Iodine is used in chemistry as an indicator for starch. When starch is mixed with iodine in solution, an intensely dark blue color develops, representing a starch/iodine complex. Starch is a substance common to most plant cells and so a weak iodine solution will stain starch present in the cells. Iodine is one component in the staining technique known as Gram staining, used in microbiology. Lugol's solution or Lugol's iodine (IKI) is a brown solution that turns black in the presence of starches and can be used as a cell stain, making the cell nuclei more visible.

Malachite green

Malachite green (also known as diamond green B or victoria green B) can be used as a blue-green counterstain to safranin in the Gimenez staining technique for bacteria.

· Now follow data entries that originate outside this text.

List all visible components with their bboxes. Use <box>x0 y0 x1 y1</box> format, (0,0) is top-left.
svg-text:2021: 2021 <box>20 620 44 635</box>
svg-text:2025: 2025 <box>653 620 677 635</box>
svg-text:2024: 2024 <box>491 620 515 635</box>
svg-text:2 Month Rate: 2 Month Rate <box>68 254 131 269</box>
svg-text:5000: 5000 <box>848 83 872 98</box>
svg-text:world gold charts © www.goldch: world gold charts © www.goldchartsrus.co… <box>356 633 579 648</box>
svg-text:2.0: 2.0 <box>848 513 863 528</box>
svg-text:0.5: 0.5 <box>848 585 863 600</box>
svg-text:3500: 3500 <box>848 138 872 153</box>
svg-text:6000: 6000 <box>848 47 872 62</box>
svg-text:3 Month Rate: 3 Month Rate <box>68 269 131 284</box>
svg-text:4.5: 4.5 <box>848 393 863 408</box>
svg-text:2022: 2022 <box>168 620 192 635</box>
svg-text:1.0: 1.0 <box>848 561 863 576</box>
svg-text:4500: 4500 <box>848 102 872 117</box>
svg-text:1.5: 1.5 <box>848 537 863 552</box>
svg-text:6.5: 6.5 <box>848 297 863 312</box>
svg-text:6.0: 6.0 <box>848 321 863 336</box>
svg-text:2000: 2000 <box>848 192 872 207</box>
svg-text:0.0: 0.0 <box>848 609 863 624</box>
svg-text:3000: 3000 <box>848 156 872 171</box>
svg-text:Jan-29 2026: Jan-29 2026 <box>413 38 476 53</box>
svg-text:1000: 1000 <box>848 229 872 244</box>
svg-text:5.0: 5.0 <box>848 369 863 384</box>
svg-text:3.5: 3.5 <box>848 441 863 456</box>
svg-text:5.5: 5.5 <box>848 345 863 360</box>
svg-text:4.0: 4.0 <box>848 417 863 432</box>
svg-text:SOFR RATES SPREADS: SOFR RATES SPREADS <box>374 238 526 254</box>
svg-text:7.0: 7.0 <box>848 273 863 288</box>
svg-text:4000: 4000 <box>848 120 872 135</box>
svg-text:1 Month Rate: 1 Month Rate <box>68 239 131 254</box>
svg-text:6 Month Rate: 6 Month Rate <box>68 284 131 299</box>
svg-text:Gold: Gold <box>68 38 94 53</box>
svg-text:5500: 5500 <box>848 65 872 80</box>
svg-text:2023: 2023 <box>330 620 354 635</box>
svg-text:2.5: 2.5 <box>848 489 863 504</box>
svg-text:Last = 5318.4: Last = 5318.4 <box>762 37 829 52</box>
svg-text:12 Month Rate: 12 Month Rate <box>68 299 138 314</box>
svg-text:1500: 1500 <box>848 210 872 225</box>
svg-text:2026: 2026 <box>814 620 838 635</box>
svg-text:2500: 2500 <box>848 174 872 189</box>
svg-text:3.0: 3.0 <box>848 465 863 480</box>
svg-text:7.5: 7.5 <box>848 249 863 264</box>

It also can be used to directly stain spores.

Methyl green

Methyl green is chemically related to crystal violet, sporting an extra methyl or ethyl group.

Methylene blue

Methylene blue is used to stain animal cells, such as human cheek cells, to make their nuclei more observable.

Neutral red

Neutral red (or toluylene red) stains nuclei red. It is usually used as a counterstain in combination with other dyes.

Nile blue

Nile blue (or Nile blue A) stains nuclei blue. It may be used with living cells.

Nile red

Nile red (also known as Nile blue oxazone) is formed by boiling Nile blue with sulfuric acid. This produces a mix of Nile red and Nile blue. Nile red is a lipophilic stain; it will accumulate in lipid globules inside cells, staining them red. Nile red can be used with living cells.

Rhodamine

Rhodamine is a fluorescent stain.

Safranin

Safranin (or Safranin O) is a nuclear stain. It produces red nuclei, and is used primarily as a counterstain. Safranin may also be used to give a yellow colour to collagen.